Overall, a common limitation of most studies on prediction of disease recurrence in pT1 CRC is restricted information on histopathological factors, heterogeneity in surgical procedures, small sample size and single-centre data. Our study has significant strengths compared to some of these earlier published studies, including the use of nationwide, validated patient data, including patients who underwent both only ER and ER with SBR with sufficiently long follow-up time, and the fact that the predictive model is based on re-evaluation of all cases by one experienced pathologist and not only on pre-existing pathology reports.

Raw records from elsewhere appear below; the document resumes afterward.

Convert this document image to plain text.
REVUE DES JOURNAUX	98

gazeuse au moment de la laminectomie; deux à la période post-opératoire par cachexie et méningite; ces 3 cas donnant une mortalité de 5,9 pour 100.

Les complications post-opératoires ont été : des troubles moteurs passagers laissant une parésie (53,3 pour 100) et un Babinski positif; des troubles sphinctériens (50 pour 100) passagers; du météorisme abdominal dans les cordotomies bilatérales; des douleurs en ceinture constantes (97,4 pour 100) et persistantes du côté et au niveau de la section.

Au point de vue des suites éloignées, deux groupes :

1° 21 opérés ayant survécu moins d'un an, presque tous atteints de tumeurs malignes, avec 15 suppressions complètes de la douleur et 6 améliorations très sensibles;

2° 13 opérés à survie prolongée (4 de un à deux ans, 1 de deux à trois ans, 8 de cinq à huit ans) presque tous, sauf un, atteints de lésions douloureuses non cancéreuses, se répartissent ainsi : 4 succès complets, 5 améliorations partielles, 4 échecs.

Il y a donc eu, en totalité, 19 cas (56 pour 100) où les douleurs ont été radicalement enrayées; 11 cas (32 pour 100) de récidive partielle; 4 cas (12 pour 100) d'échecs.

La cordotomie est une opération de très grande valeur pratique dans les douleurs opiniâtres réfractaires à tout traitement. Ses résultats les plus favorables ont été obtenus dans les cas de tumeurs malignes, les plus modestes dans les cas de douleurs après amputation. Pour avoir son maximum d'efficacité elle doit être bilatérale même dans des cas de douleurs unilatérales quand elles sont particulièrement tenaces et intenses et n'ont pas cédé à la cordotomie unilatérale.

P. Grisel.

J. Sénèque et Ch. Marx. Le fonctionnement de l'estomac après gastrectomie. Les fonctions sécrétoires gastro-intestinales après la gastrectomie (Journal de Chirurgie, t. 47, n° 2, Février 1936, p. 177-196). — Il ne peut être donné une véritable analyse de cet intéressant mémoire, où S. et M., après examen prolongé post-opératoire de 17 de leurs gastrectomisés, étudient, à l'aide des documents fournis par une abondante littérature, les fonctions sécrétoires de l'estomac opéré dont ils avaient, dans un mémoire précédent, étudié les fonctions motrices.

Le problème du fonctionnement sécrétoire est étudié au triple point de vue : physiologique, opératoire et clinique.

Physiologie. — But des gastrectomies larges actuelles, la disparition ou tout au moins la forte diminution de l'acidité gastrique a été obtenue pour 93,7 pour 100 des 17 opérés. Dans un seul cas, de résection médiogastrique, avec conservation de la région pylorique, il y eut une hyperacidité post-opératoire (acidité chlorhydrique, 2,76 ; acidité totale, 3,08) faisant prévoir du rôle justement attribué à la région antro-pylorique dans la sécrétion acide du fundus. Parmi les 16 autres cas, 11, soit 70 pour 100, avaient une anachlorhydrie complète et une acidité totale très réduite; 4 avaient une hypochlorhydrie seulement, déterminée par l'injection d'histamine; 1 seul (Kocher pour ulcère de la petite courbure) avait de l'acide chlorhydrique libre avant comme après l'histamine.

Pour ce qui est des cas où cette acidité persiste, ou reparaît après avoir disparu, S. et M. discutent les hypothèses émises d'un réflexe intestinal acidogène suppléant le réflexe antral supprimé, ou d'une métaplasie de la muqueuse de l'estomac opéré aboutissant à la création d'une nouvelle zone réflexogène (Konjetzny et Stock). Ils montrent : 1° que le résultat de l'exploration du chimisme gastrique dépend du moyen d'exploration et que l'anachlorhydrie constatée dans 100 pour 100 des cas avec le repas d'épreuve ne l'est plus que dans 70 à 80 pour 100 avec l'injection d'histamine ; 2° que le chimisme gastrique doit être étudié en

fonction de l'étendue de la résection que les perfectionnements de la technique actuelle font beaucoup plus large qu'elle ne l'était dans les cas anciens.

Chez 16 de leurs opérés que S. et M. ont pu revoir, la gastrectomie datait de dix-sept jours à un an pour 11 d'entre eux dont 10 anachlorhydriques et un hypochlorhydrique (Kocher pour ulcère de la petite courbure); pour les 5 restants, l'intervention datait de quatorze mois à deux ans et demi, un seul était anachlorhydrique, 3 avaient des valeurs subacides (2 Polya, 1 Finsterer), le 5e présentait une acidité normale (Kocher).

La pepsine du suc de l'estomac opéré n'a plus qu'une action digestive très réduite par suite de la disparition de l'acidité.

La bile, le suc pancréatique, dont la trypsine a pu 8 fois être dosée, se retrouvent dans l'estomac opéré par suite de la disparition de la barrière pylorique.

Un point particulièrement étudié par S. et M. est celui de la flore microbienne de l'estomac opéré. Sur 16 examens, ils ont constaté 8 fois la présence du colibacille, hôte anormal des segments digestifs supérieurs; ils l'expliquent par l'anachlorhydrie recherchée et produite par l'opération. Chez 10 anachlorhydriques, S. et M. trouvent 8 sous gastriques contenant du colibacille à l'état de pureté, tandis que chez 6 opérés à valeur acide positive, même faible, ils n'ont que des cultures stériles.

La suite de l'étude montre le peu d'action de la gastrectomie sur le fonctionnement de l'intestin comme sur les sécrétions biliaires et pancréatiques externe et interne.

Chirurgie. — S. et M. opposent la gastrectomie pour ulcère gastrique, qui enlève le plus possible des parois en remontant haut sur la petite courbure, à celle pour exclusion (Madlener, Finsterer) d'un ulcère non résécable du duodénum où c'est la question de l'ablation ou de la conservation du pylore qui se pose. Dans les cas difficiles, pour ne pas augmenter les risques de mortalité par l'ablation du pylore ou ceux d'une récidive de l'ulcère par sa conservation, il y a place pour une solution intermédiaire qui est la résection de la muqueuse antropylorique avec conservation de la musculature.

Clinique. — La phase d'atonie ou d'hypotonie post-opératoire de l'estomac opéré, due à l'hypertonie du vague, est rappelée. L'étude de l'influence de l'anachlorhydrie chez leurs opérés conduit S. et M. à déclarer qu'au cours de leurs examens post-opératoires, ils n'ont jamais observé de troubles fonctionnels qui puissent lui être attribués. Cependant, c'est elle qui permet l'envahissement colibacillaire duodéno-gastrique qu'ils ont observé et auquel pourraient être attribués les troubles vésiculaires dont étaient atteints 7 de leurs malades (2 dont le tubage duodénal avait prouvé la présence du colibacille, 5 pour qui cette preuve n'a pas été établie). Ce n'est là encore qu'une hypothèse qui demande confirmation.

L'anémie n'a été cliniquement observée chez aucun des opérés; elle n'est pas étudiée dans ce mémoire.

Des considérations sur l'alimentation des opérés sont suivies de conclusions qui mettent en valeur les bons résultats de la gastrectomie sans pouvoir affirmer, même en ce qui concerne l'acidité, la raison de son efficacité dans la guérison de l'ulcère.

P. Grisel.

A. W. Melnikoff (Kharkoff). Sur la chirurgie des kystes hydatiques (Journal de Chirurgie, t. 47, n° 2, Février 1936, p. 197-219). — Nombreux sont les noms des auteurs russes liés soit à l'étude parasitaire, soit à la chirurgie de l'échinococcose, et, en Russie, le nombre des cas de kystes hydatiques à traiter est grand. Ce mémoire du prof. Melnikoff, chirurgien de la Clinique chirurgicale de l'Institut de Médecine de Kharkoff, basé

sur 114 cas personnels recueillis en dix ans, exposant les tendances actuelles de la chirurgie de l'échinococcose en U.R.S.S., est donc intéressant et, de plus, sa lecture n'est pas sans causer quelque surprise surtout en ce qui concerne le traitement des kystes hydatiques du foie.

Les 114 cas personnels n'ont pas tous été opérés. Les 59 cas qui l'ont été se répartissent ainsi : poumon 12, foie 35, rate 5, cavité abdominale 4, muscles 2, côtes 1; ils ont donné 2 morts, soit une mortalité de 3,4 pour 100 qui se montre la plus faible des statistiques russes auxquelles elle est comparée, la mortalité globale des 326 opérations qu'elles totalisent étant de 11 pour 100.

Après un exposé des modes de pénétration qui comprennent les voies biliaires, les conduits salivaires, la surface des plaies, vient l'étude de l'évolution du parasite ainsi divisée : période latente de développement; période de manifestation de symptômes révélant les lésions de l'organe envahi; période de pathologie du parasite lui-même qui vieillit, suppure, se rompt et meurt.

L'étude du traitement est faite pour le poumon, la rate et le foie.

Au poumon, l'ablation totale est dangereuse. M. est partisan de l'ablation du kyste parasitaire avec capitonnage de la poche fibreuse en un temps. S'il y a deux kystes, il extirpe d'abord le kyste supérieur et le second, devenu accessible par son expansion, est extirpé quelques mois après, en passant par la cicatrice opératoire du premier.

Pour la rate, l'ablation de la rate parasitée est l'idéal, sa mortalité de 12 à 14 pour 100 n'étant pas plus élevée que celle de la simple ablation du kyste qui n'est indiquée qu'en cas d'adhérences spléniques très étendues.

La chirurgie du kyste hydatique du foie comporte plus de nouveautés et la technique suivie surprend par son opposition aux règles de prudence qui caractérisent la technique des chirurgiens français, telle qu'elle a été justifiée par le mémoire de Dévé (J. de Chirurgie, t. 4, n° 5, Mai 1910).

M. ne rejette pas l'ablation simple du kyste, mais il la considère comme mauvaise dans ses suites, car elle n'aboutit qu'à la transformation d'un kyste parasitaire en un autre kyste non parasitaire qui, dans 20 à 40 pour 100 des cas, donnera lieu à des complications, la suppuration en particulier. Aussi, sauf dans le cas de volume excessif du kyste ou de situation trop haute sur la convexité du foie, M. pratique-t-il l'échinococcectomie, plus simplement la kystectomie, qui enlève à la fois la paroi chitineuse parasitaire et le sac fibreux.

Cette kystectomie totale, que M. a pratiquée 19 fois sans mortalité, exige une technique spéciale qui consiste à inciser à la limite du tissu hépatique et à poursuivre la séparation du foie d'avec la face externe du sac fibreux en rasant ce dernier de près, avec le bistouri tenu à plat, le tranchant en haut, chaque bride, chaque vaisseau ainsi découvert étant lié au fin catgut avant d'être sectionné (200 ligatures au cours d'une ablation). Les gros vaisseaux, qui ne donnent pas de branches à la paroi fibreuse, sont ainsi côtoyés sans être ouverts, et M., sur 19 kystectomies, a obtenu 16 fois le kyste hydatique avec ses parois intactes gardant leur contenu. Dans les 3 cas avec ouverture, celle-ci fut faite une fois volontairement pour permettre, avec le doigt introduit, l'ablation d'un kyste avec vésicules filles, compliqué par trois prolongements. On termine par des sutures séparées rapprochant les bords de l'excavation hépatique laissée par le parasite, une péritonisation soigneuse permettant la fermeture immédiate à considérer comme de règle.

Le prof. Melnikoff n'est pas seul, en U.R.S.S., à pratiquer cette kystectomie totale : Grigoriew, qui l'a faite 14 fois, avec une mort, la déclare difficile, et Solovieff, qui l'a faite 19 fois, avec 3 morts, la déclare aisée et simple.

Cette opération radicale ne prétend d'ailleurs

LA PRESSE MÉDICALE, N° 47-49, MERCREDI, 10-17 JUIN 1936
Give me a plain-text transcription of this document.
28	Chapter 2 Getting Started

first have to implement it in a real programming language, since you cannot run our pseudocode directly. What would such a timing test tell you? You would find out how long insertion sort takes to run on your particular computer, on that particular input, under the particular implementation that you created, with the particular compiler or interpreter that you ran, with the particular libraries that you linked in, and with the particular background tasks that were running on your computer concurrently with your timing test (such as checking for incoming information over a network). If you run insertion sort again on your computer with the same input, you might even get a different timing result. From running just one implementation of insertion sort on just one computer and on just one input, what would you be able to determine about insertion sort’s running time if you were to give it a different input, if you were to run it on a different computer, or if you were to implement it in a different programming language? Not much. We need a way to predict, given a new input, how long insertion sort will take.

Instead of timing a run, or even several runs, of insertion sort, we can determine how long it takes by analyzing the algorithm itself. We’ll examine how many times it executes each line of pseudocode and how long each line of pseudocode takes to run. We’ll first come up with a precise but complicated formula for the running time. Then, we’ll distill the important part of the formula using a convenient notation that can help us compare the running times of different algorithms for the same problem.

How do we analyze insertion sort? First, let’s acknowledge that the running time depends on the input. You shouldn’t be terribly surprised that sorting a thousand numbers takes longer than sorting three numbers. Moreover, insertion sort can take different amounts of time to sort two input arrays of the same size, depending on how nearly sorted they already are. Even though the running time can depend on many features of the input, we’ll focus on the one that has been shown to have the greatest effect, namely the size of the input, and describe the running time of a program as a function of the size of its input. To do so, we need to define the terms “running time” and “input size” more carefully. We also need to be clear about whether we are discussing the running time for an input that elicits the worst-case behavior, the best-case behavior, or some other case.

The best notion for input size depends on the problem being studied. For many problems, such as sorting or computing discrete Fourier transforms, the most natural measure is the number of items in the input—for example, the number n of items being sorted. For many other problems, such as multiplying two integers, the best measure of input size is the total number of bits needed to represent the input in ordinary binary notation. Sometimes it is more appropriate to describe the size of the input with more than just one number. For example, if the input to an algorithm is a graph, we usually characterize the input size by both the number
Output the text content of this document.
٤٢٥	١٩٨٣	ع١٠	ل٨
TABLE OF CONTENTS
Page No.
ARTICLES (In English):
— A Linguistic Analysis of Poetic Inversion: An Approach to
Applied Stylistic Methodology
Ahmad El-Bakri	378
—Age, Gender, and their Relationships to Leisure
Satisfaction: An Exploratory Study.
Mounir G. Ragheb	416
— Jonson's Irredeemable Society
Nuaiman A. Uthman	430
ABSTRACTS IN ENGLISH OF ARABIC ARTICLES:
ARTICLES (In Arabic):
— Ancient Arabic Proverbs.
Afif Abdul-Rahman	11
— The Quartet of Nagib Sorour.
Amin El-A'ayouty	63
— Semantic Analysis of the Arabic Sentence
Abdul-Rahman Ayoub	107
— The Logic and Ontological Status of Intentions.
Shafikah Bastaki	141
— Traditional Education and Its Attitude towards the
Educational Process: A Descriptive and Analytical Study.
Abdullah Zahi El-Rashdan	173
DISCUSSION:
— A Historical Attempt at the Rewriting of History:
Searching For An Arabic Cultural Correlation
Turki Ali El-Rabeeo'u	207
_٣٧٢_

However, the study also has several limitations. The limited sample size and a low number of patients with disease recurrence and residual disease may introduce bias. Handling missing data poses inherent challenges, and the use of imputation introduces the potential for different final models in each imputed dataset. To mitigate this challenge, a suggested solution involves including variables that consistently appear in the final model. However, it is crucial to acknowledge that this method does not guarantee the relevance or stability of variables. A notable limitation of backward elimination is that once a variable is rejected, it is not re-entered. However, a rejected variable may become significant in the final model. We did not perform internal validation by data splitting into training and testing models, since independent validation would be misleading due to absence of sufficient sample size [39, 40]. Finally, we cannot determine the generalisability of the prediction model since our prediction model has not been externally validated.

In conclusion, while our prediction model for residual disease failed to demonstrate good performance, we succeeded in developing a prediction model for disease recurrence with good performance and calibration based on histopathological data. A unique result of this study is the finding of an involved resection margin (0 mm) as opposed to a margin of ≤ 1 mm, as an independent risk factor for both disease recurrence and residual disease. This finding might impact the coming Danish recommendations for the optimal treatment of patients with pT1 CRC.